CONTRACT REQUIRED QUALIFICATIONS:

• Public Trust Clearance by start date.
• ITILv4 Foundation Training and ITILv4 Foundation Certification, may be obtained within 120 days after hire.
• 7 years of direct experience or equivalent in a technical information security role
• Knowledge of and experience keeping up with changes to common information security management frameworks, such as NIST, SSAE, ISO/IEC 27001, CMMC and FedRamp, as well as regulations such as HIPAA, GDPR, PCI/DSS
• Experience in agile development practices.
• Develops and maintains deliverables and performance metrics where applicable.
• Accomplished in working with senior leadership while balancing organizational needs and risks.
• Extensive knowledge of information security concepts, such as identity and access, risk analysis, vulnerability management, data loss prevention, intrusion detection,  governance, DevSecOps, CI/CD .

 

CONTRACT DESIRED QUALIFICATIONS:Direct experience performing the following functions:

• 10+ years of experience or equivalent in a technical information security role.
• 5+ years of direct experience or equivalent expertise leading information security teams.

• Demonstrated ability Managing an enterprise-wide information security program for a government or health related organization.
• Demonstrated ability developing enterprise-wide IT policies, standards, and procedures for a government organization to follow.
• Direct experience with IT risk management practices.
• Possess the ability to communicate in both oral and written forms, demonstrating an ability to communicate effectively with all levels of staff as well as key stakeholders.
• Demonstrated ability to apply comprehensive knowledge across key tasks and high impact assignments.
• Demonstrated ability to meet goals spanning multiple divisions with shifting timelines, staffing, and dependencies.
• Familiarity with the following technologies: Active Directory, Windows, ServiceNow, Network Monitoring Systems (Solarwinds), Cisco Prime, LAN/WAN control protocols.
• ITILv4 Foundation certification. 
• CISSP Certification.

 

EDUCATION AND EXPERIENCE

• Bachelor’s degree or equivalent experience in computer science, information technology, or a related field. 
• Minimum 10-15 years of related experience.
• Experience supporting federal stakeholders from an enterprise level.
• Experience as a remote worker demonstrating time management and self-discipline.

 

PHYSICAL REQUIREMENTS

The physical demands described below are representative of those that must be met by an employee to successfully perform the essential functions of this job.

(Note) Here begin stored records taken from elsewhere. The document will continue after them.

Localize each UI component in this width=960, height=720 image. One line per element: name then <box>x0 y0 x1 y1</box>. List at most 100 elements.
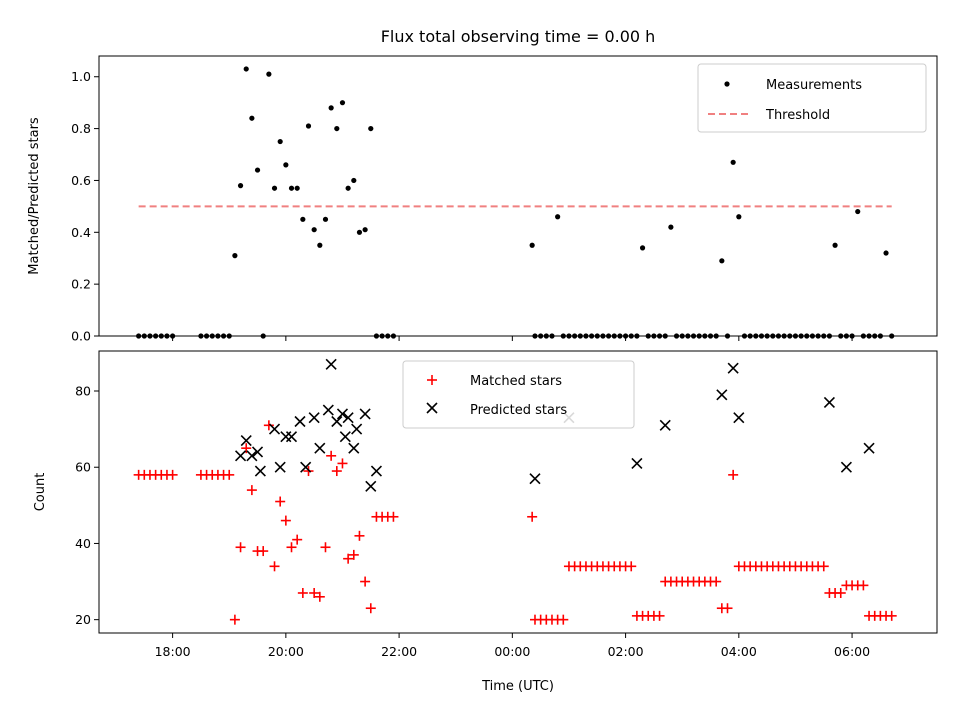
bottom-x-tick-label: 20:00 <box>268 644 304 659</box>
measurement-point <box>362 227 368 233</box>
bottom-panel: 20 40 60 80 18:00 20:00 22:00 00:00 02:00 04:00 0… <box>33 350 938 694</box>
matched-star-point <box>818 561 829 572</box>
top-y-tick-label: 0.6 <box>71 173 91 188</box>
bottom-x-tick-label: 06:00 <box>834 644 870 659</box>
bottom-y-tick-label: 60 <box>75 460 91 475</box>
bottom-x-tick-label: 02:00 <box>608 644 644 659</box>
top-legend-box <box>697 63 927 133</box>
measurement-point <box>237 183 244 189</box>
bottom-x-tick-label: 04:00 <box>721 644 757 659</box>
matched-star-point <box>235 542 246 553</box>
top-axes-frame <box>98 55 938 337</box>
predicted-star-point <box>840 461 852 473</box>
bottom-x-tick-label: 22:00 <box>381 644 417 659</box>
predicted-star-point <box>359 408 371 420</box>
measurement-point <box>339 100 346 106</box>
legend-matched-marker <box>427 375 437 385</box>
bottom-x-tick-label: 00:00 <box>494 644 530 659</box>
matched-star-point <box>258 546 269 557</box>
matched-star-point <box>297 587 308 598</box>
matched-star-point <box>229 614 240 625</box>
measurement-point <box>283 162 289 168</box>
matched-star-point <box>246 485 257 496</box>
predicted-star-point <box>823 396 835 409</box>
matched-star-point <box>314 591 325 602</box>
bottom-y-tick-label: 80 <box>75 384 91 399</box>
measurement-point <box>855 208 861 215</box>
measurement-point <box>736 214 742 220</box>
predicted-star-point <box>351 423 363 435</box>
legend-matched-label: Matched stars <box>470 374 562 389</box>
predicted-star-point <box>348 442 360 454</box>
bottom-axes-frame <box>98 350 938 634</box>
measurement-point <box>254 167 261 173</box>
matched-star-point <box>331 466 342 477</box>
top-y-tick-label: 0.8 <box>71 121 91 136</box>
measurement-point <box>351 177 357 184</box>
measurement-point <box>368 125 374 132</box>
bottom-y-tick-label: 40 <box>75 536 91 551</box>
bottom-y-axis: 20 40 60 80 <box>75 384 99 627</box>
measurement-point <box>305 123 312 129</box>
predicted-star-point <box>727 362 739 374</box>
predicted-star-point <box>246 450 258 462</box>
predicted-star-point <box>294 415 306 428</box>
measurement-point <box>243 66 249 72</box>
matched-star-point <box>269 561 280 572</box>
matched-star-point <box>354 530 365 541</box>
matched-star-point <box>886 610 897 621</box>
top-panel: 0.0 0.2 0.4 0.6 0.8 1.0 Matched/Predicted sta… <box>27 55 938 344</box>
measurement-point <box>322 216 329 222</box>
matched-star-point <box>365 603 376 614</box>
measurement-point <box>334 125 340 132</box>
measurement-point <box>883 250 889 256</box>
measurement-point <box>832 242 838 248</box>
predicted-star-point <box>339 431 351 443</box>
chart-title: Flux total observing time = 0.00 h <box>381 27 656 46</box>
predicted-star-point <box>268 423 281 435</box>
predicted-star-point <box>733 412 745 424</box>
measurement-point <box>311 227 317 233</box>
legend-threshold-label: Threshold <box>765 108 830 123</box>
legend-predicted-marker <box>426 402 438 414</box>
matched-star-point <box>558 614 569 625</box>
matched-star-point <box>320 542 331 553</box>
matched-star-point <box>292 534 303 545</box>
matched-star-point <box>343 553 354 564</box>
matched-star-point <box>167 469 178 480</box>
matched-star-point <box>835 587 846 598</box>
measurement-point <box>668 224 674 230</box>
top-y-axis: 0.0 0.2 0.4 0.6 0.8 1.0 <box>71 69 99 344</box>
matched-star-point <box>241 443 252 454</box>
predicted-star-point <box>863 442 875 454</box>
predicted-star-point <box>659 419 671 431</box>
measurement-point <box>317 242 323 248</box>
measurement-point <box>529 242 535 248</box>
top-legend: Measurements Threshold <box>697 63 927 133</box>
predicted-star-point <box>331 415 343 428</box>
predicted-star-point <box>234 450 247 462</box>
matched-star-point <box>224 469 235 480</box>
predicted-star-point <box>280 431 292 443</box>
predicted-star-point <box>308 412 320 424</box>
measurement-point <box>271 185 278 191</box>
bottom-plot-area <box>133 358 897 625</box>
matched-star-point <box>858 580 869 591</box>
predicted-star-point <box>285 431 298 443</box>
measurement-point <box>356 229 363 235</box>
measurement-point <box>730 159 736 165</box>
legend-predicted-label: Predicted stars <box>470 403 567 418</box>
top-y-axis-label: Matched/Predicted stars <box>27 117 42 275</box>
measurement-point <box>555 214 561 220</box>
measurement-point <box>249 115 255 121</box>
bottom-x-axis: 18:00 20:00 22:00 00:00 02:00 04:00 06:00 <box>155 633 870 659</box>
predicted-star-point <box>251 446 264 458</box>
bottom-y-tick-label: 20 <box>75 612 91 627</box>
top-y-tick-label: 0.0 <box>71 329 91 344</box>
matched-star-point <box>722 603 733 614</box>
top-y-tick-label: 1.0 <box>71 69 91 84</box>
x-axis-label: Time (UTC) <box>481 679 554 694</box>
bottom-y-axis-label: Count <box>33 473 48 512</box>
top-y-tick-label: 0.4 <box>71 225 91 240</box>
predicted-star-point <box>240 434 252 447</box>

Reasonable accommodation may be made to enable individuals with disabilities to perform the essential functions.  While performing the duties of this job, the employee is regularly required to do the following: 

 

• As a remote position, personnel are expected to maintain their home workspace in a safe manner, free from safety hazards.
• Personnel are expected to ensure the protection of proprietary company and customer information accessible from their home office consistent with the company’s expectations of information security.
• Communicate verbally and respond to verbal communications in person, over the phone or by video chat.
• Communicate clearly and succinctly in writing, primarily utilizing a keyboard. 
• Sitting for long periods.
• Viewing computer screens for long periods of time. 

• Travel is not required.

 

About Empower AI

All hiring and promotion decisions at Empower AI are based on merit to bring the best talent available to contribute to our firm’s overall success. It is the policy of Empower AI not to discriminate against any applicant for employment, or employee because of age, color, sex, disability, national origin, race, religion, or veteran status. Empower AI is a VEVRAA Federal Contractor.